I always wish one of these people who do not believe in truth would ask me directions to Cleveland. I would have fun directing them to Columbus and then to I-70 West. And then if they should complain, I would say, “But I thought you didn’t believe in truth. I thought you believed that there was no such thing as right or wrong. And now you are complaining that I did not tell you the truth, and that you believe that what I did was wrong. Now which is it? Is there such a thing as truth, and nothing is really right or wrong, or not?” These people who say there is no such thing as right and wrong, surprisingly do not want you to lie to them, steal from them or harm them.

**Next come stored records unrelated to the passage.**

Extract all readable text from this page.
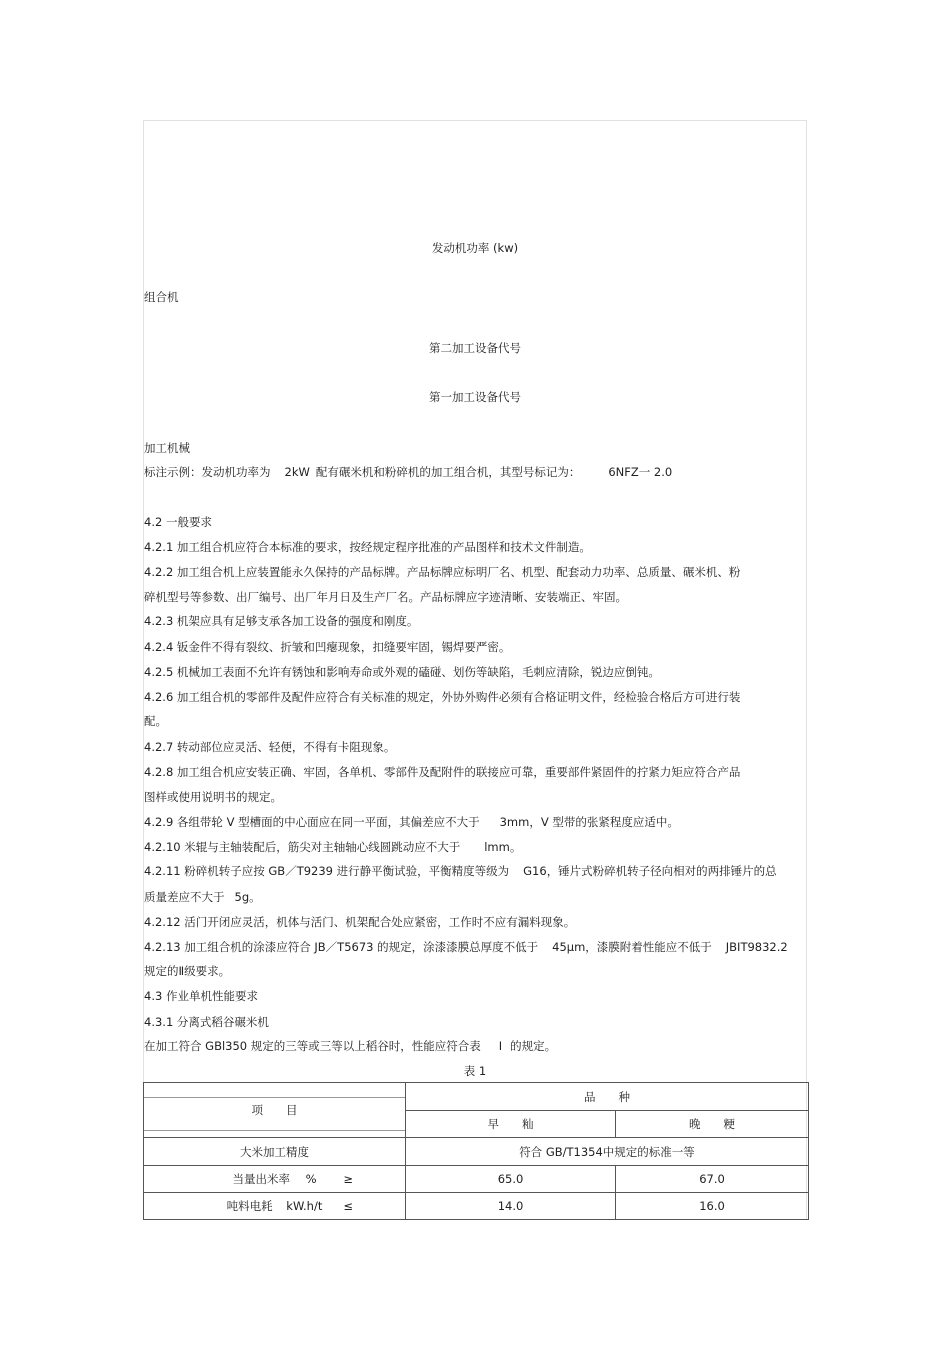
发动机功率 (kw)
组合机
第二加工设备代号
第一加工设备代号
加工机械
标注示例：发动机功率为 2kW 配有碾米机和粉碎机的加工组合机，其型号标记为： 6NFZ一 2.0
4.2 一般要求
4.2.1 加工组合机应符合本标准的要求，按经规定程序批准的产品图样和技术文件制造。
4.2.2 加工组合机上应装置能永久保持的产品标牌。产品标牌应标明厂名、机型、配套动力功率、总质量、碾米机、粉
碎机型号等参数、出厂编号、出厂年月日及生产厂名。产品标牌应字迹清晰、安装端正、牢固。
4.2.3 机架应具有足够支承各加工设备的强度和刚度。
4.2.4 钣金件不得有裂纹、折皱和凹瘪现象，扣缝要牢固，锡焊要严密。
4.2.5 机械加工表面不允许有锈蚀和影响寿命或外观的磕碰、划伤等缺陷，毛刺应清除，锐边应倒钝。
4.2.6 加工组合机的零部件及配件应符合有关标准的规定，外协外购件必须有合格证明文件，经检验合格后方可进行装
配。
4.2.7 转动部位应灵活、轻便，不得有卡阻现象。
4.2.8 加工组合机应安装正确、牢固，各单机、零部件及配附件的联接应可靠，重要部件紧固件的拧紧力矩应符合产品
图样或使用说明书的规定。
4.2.9 各组带轮 V 型槽面的中心面应在同一平面，其偏差应不大于 3mm，V 型带的张紧程度应适中。
4.2.10 米辊与主轴装配后，筋尖对主轴轴心线圆跳动应不大于 lmm。
4.2.11 粉碎机转子应按 GB／T9239 进行静平衡试验，平衡精度等级为 G16，锤片式粉碎机转子径向相对的两排锤片的总
质量差应不大于 5g。
4.2.12 活门开闭应灵活，机体与活门、机架配合处应紧密，工作时不应有漏料现象。
4.2.13 加工组合机的涂漆应符合 JB／T5673 的规定，涂漆漆膜总厚度不低于 45μm，漆膜附着性能应不低于 JBIT9832.2
规定的Ⅱ级要求。
4.3 作业单机性能要求
4.3.1 分离式稻谷碾米机
在加工符合 GBl350 规定的三等或三等以上稻谷时，性能应符合表 Ⅰ 的规定。
表 1
项　　目	品　　种	
	早　　籼	晚　　粳
大米加工精度	符合 GB/T1354中规定的标准一等	
当量出米率 % ≥	65.0	67.0
吨料电耗 kW.h/t ≤	14.0	16.0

I was recently reading an article by Chuck Colson where he said : “Relativism is so rampant that in a Barna poll, 71 percent of the American people said there is no such thing as absolute truth. But don’t get smug: In that same poll, George Barna surveyed evangelical, born-again Christians — those who go to church regularly, who pray regularly, who believe in Jesus Christ, who have had an experience with Christ — and 40 percent of evangelical Christians responded the same way: There is no such thing as absolute truth! In a 1992 Gallup poll, 69 percent of the people said they believe there are no moral absolutes.” As a pastor, I have seen this many times. A church I once served hired a youth pastor who told me one day that he did not believe in absolute truth. I learned that when he left the church he embezzled money from his next employer. He was just living according to his beliefs.

What I want to say to you today is that truth is important. What you believe to be true is important, because it will determine how you see life and how you live your life. It will determine your ability to understand life and obey God. Jesus said, “If you hold to my teaching, you are really my disciples. Then you will know the truth, and the truth will set you free” (John 8:31-32). Civilizations have grown and advanced as they have sought truth, discovered truth and lived according to the truths they found. And civilizations that did not understand truth, and live according to it, did not advance, and in some cases they perished.